I know this answer is late, but could still help (code can always be improved).

The 10Gb file size and memory required sound like your main problems. Apache does support multiple log files and the real power of multiple log files come from the ability to create log files in different formats http://httpd.apache.org/docs/1.3/multilogs.html

Create a second log file with only the minimal data you need for your real time log monitoring. In this case you might be able to strip the user-agent string etc from being in the log in the first place.

Based on your example log lines this may halve the amount of data required PHP has to load.

Answer 2

Maybe you can tweak my PHP version of tail to search for your last timestamp rather than counting lines, and then reading lines from that point, dealing with them one by one?

• Tail tackling large files

Would give it a try myself as I'm a bit curious, but unfortunately unable to do so right now :(

Answer 3

I'd personally send the log entries to a running script instead. Apache will allow this with by starting the filename for the log with a pipe (|). If this doesn't work, you can create a fifo as well (see mkfifo).

The running script (whatever it is) can buffer x lines and do what it needs to do based on that. Reading the data isn't all that hard, and shouldn't be where your bottleneck will be.

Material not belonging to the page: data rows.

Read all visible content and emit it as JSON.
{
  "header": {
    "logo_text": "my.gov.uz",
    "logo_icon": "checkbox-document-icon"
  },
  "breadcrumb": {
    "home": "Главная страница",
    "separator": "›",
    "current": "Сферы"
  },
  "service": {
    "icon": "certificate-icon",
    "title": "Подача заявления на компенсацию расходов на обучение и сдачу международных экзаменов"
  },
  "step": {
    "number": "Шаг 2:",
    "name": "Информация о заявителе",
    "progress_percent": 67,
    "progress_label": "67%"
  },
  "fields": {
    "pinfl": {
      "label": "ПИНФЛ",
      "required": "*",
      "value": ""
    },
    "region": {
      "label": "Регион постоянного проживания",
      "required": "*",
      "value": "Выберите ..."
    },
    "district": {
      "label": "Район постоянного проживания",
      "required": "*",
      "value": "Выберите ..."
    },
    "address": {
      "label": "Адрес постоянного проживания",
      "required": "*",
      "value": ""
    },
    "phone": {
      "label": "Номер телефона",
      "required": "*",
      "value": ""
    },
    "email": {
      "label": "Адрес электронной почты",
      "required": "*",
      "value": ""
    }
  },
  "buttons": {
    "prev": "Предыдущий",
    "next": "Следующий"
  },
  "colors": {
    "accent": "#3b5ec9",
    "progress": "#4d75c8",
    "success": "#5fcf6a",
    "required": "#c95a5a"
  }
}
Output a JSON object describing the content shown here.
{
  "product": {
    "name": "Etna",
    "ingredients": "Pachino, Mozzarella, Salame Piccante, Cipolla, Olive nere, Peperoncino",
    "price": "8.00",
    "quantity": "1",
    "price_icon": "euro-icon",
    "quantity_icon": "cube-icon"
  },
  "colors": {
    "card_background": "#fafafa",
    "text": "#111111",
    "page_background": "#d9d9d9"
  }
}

I do suspect that you will run into issues with your INSERT statements on the database.

Answer 4

A solution would be to store the log into a mysql database. Maybe you can write a C language program to parse the log file after storing it in mysql. It would be a magnitude more faster and it's not very difficult. Another option would be to use phyton but I think using a database is necessary. You can use a full text index to match your string. Python can be compiled to a binary either. This makes it more efficiently. As per request: The log file stacks incremental. It's not that you give 10GB at once.